Normally I wouldn't make a post out of a non-story comment from elsewhere, but I think I got to something that I never really properly put into words before with this one:
My answering machine was full so my normal means of screening phone calls didn't work. In addition, I thought it might be someone calling back.
I ended up taking a political survey. One of the questions was something along the lines of "Do you support giving welfare dollars to [long string of politicalese]"
Me "Um, that means refugees, right?"
Person on the other end "I think it does, but I'm kind of confused on that too."
Me "I support helping refugees."
I'm guessing a lot of people don't have that answer because evil foreigners taking our money, but if things got so bad I had to flee my home (which I fucking love, flawed though it may be), and moreover do so without the resources to support myself wherever I ended up, I'd certainly like some help surviving. I don't think it's too much to ask, so I don't think it's too much to give either.The last sentence is in many ways the part that really matters, which is why it's the title of the post, but the process leading to it is important too.
I don't approach the question as, "Someone is here, should we give them aid?" though honestly that would probably get the same answer unless there were extenuating circumstances (a billionaire wants us to 'aid' him with a tax cut.)
I approach it as: I'm driven from my home.
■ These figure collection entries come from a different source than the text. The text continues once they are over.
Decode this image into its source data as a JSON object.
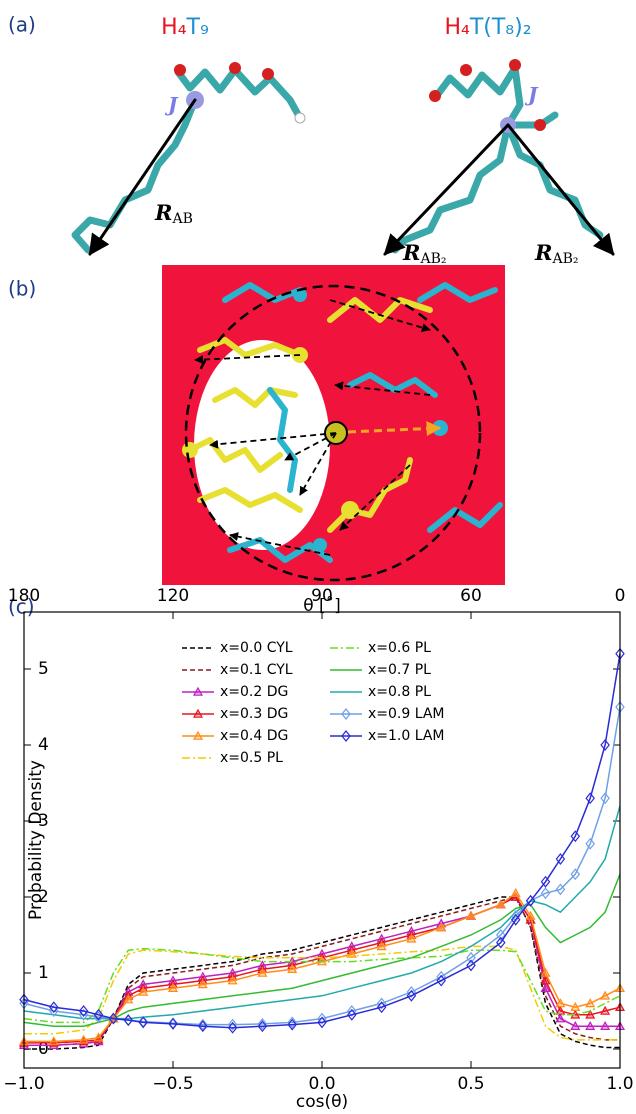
{
  "panels": {
    "a": {
      "label": "(a)",
      "molecule_left": {
        "head": "H₄",
        "tail": "T₉"
      },
      "molecule_right": {
        "head": "H₄",
        "mid": "T",
        "tail": "(T₈)₂"
      },
      "joint": "J",
      "vectors": [
        {
          "symbol": "R",
          "sub": "AB"
        },
        {
          "symbol": "R",
          "sub": "AB₂"
        },
        {
          "symbol": "R",
          "sub": "AB₂"
        }
      ]
    },
    "b": {
      "label": "(b)"
    },
    "c": {
      "label": "(c)"
    }
  },
  "chart_data": {
    "type": "line",
    "xlabel": "cos(θ)",
    "ylabel": "Probability Density",
    "x2label": "θ [˚]",
    "xlim": [
      -1.0,
      1.0
    ],
    "ylim": [
      -0.25,
      5.75
    ],
    "xticks": [
      {
        "value": -1.0,
        "label": "−1.0"
      },
      {
        "value": -0.5,
        "label": "−0.5"
      },
      {
        "value": 0,
        "label": "0.0"
      },
      0.5,
      {
        "value": 1,
        "label": "1.0"
      }
    ],
    "yticks": [
      0,
      1,
      2,
      3,
      4,
      5
    ],
    "x2ticks": [
      180,
      120,
      90,
      60,
      0
    ],
    "legend": "upper center",
    "x": [
      -1.0,
      -0.9,
      -0.8,
      -0.75,
      -0.7,
      -0.65,
      -0.6,
      -0.5,
      -0.4,
      -0.3,
      -0.2,
      -0.1,
      0.0,
      0.1,
      0.2,
      0.3,
      0.4,
      0.5,
      0.6,
      0.65,
      0.7,
      0.75,
      0.8,
      0.85,
      0.9,
      0.95,
      1.0
    ],
    "series": [
      {
        "name": "x=0.0 CYL",
        "color": "#000000",
        "style": "dashed",
        "values": [
          0,
          0,
          0.02,
          0.05,
          0.4,
          0.85,
          1.0,
          1.05,
          1.1,
          1.15,
          1.25,
          1.3,
          1.4,
          1.5,
          1.6,
          1.7,
          1.8,
          1.9,
          2.0,
          2.0,
          1.6,
          0.6,
          0.2,
          0.1,
          0.05,
          0.02,
          0.02
        ]
      },
      {
        "name": "x=0.1 CYL",
        "color": "#8b1a1a",
        "style": "dashed",
        "values": [
          0.05,
          0.05,
          0.07,
          0.1,
          0.4,
          0.8,
          0.95,
          1.0,
          1.05,
          1.1,
          1.2,
          1.25,
          1.35,
          1.45,
          1.55,
          1.65,
          1.75,
          1.85,
          1.95,
          2.0,
          1.6,
          0.7,
          0.3,
          0.2,
          0.15,
          0.12,
          0.12
        ]
      },
      {
        "name": "x=0.2 DG",
        "color": "#c020c0",
        "style": "solid",
        "marker": "triangle",
        "values": [
          0.05,
          0.05,
          0.07,
          0.1,
          0.4,
          0.75,
          0.85,
          0.9,
          0.95,
          1.0,
          1.1,
          1.15,
          1.25,
          1.35,
          1.45,
          1.55,
          1.65,
          1.75,
          1.9,
          2.0,
          1.7,
          0.8,
          0.4,
          0.3,
          0.3,
          0.3,
          0.3
        ]
      },
      {
        "name": "x=0.3 DG",
        "color": "#e8141e",
        "style": "solid",
        "marker": "triangle",
        "values": [
          0.08,
          0.08,
          0.1,
          0.12,
          0.4,
          0.7,
          0.8,
          0.85,
          0.9,
          0.95,
          1.05,
          1.1,
          1.2,
          1.3,
          1.4,
          1.5,
          1.6,
          1.75,
          1.9,
          2.0,
          1.7,
          0.9,
          0.5,
          0.45,
          0.45,
          0.5,
          0.55
        ]
      },
      {
        "name": "x=0.4 DG",
        "color": "#ff8c1a",
        "style": "solid",
        "marker": "triangle",
        "values": [
          0.1,
          0.1,
          0.12,
          0.15,
          0.4,
          0.65,
          0.75,
          0.8,
          0.85,
          0.9,
          1.0,
          1.05,
          1.15,
          1.25,
          1.35,
          1.45,
          1.6,
          1.75,
          1.9,
          2.05,
          1.75,
          1.0,
          0.6,
          0.55,
          0.6,
          0.7,
          0.8
        ]
      },
      {
        "name": "x=0.5 PL",
        "color": "#f2cc00",
        "style": "dashdot",
        "values": [
          0.2,
          0.2,
          0.25,
          0.4,
          0.9,
          1.25,
          1.3,
          1.28,
          1.25,
          1.22,
          1.2,
          1.2,
          1.2,
          1.22,
          1.25,
          1.28,
          1.3,
          1.35,
          1.35,
          1.3,
          0.8,
          0.3,
          0.15,
          0.12,
          0.12,
          0.12,
          0.12
        ]
      },
      {
        "name": "x=0.6 PL",
        "color": "#66dd22",
        "style": "dashdot",
        "values": [
          0.4,
          0.35,
          0.35,
          0.5,
          1.0,
          1.3,
          1.32,
          1.3,
          1.25,
          1.2,
          1.15,
          1.15,
          1.15,
          1.15,
          1.18,
          1.2,
          1.22,
          1.3,
          1.3,
          1.28,
          0.9,
          0.5,
          0.45,
          0.45,
          0.5,
          0.6,
          0.7
        ]
      },
      {
        "name": "x=0.7 PL",
        "color": "#33bb33",
        "style": "solid",
        "values": [
          0.35,
          0.3,
          0.3,
          0.35,
          0.4,
          0.5,
          0.55,
          0.6,
          0.65,
          0.7,
          0.75,
          0.8,
          0.9,
          1.0,
          1.1,
          1.2,
          1.35,
          1.5,
          1.7,
          1.85,
          1.9,
          1.6,
          1.4,
          1.5,
          1.6,
          1.8,
          2.3
        ]
      },
      {
        "name": "x=0.8 PL",
        "color": "#22aaaa",
        "style": "solid",
        "values": [
          0.5,
          0.45,
          0.4,
          0.4,
          0.4,
          0.4,
          0.42,
          0.45,
          0.5,
          0.55,
          0.6,
          0.65,
          0.7,
          0.8,
          0.9,
          1.0,
          1.15,
          1.35,
          1.6,
          1.8,
          1.95,
          1.9,
          1.8,
          2.0,
          2.2,
          2.5,
          3.2
        ]
      },
      {
        "name": "x=0.9 LAM",
        "color": "#6ea0e8",
        "style": "solid",
        "marker": "diamond",
        "values": [
          0.6,
          0.5,
          0.45,
          0.42,
          0.4,
          0.38,
          0.36,
          0.34,
          0.32,
          0.32,
          0.33,
          0.35,
          0.4,
          0.5,
          0.6,
          0.75,
          0.95,
          1.2,
          1.5,
          1.75,
          1.95,
          2.05,
          2.1,
          2.3,
          2.7,
          3.3,
          4.5
        ]
      },
      {
        "name": "x=1.0 LAM",
        "color": "#2a2ad8",
        "style": "solid",
        "marker": "diamond",
        "values": [
          0.65,
          0.55,
          0.5,
          0.45,
          0.4,
          0.38,
          0.35,
          0.33,
          0.3,
          0.28,
          0.3,
          0.32,
          0.35,
          0.45,
          0.55,
          0.7,
          0.9,
          1.1,
          1.4,
          1.7,
          1.95,
          2.2,
          2.5,
          2.8,
          3.3,
          4.0,
          5.2
        ]
      }
    ]
  }
}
An infestation of evil bloodsucking insects has not driven me from my house. The furnace breaking in the freezing season has not driven me from my house. The universe kicking me when I'm down hasn't driven me from my house.
To drive me out of my house, out of Maine, and out of the US would mean things got really, really fucking bad on a level that I'd rather not imagine and it would break my fucking heart.
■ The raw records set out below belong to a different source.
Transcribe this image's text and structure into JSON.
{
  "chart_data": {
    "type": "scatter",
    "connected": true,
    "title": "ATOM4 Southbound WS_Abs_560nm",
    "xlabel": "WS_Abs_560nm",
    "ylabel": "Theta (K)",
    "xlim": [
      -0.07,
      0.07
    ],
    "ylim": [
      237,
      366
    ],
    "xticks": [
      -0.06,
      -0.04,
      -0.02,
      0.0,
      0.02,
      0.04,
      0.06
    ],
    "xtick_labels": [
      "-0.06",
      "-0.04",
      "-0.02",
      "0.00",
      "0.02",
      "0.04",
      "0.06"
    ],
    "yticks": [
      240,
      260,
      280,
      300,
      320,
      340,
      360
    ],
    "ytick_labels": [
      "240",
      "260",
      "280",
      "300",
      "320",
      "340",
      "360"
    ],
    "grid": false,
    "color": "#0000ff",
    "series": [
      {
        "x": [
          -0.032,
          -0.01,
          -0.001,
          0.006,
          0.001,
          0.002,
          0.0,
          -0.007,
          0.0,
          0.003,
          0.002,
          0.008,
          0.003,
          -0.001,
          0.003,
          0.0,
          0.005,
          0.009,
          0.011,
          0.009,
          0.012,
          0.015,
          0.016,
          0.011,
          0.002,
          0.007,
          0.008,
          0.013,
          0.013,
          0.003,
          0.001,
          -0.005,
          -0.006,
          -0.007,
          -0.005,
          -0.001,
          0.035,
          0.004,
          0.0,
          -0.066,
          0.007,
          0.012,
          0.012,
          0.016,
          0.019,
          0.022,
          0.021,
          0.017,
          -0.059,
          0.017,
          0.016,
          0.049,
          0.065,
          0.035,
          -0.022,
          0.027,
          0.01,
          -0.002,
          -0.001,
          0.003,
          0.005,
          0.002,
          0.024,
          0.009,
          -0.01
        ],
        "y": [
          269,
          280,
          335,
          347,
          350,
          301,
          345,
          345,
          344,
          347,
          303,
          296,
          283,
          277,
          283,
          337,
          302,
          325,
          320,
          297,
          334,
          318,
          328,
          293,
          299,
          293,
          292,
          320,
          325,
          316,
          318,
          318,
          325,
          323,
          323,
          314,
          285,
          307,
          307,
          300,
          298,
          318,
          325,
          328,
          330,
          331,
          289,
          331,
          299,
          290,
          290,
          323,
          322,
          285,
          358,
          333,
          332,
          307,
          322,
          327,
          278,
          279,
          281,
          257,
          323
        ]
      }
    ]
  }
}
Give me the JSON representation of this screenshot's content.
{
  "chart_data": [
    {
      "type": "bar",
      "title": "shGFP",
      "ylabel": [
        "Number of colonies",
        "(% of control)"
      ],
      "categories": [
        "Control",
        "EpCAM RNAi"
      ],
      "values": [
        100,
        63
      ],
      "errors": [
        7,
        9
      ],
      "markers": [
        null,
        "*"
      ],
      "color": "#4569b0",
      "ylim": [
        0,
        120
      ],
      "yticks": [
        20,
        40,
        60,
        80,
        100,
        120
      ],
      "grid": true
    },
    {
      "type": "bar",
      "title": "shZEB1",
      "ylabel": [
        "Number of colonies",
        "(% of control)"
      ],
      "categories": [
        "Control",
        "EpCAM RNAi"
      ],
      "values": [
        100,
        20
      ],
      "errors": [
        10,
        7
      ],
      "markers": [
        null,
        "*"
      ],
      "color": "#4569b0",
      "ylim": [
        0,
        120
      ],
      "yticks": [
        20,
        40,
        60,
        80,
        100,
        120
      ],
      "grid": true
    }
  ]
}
If I then ended up somewhere else (Canada is the obvious choice, but any other country) I'd rather not be homeless, hungry, with nothing but the clothes on my back, and possibly on the way to a lingering death because when I fled my home I wasn't able to bring the resources to care for myself with me and it'd be hard to fend for oneself in a foreign land when you've lost everything.
I think that if the people wherever I ended up didn't at least try to help me, in a manner that naturally takes into account the resources available to them, then they'd be assholes.
No one, that I know of, particularly wants a stranger in need of aid to show up at their doorstep. But you try to help people. That's the non-asshole way.
So, yeah, welfare should go to refugees. If that takes away from people who need help that are native, then we aren't funding welfare enough. The solution is to fix the funding, not take it from people who ought to have it.
Putting yourself in the position of another and imagining what it would be like isn't sufficient. Not everyone is like you. Not everyone can bear the things you can bear. Not everyone has values that match your own. But it's a fucking start.
So many people refuse to do it, though.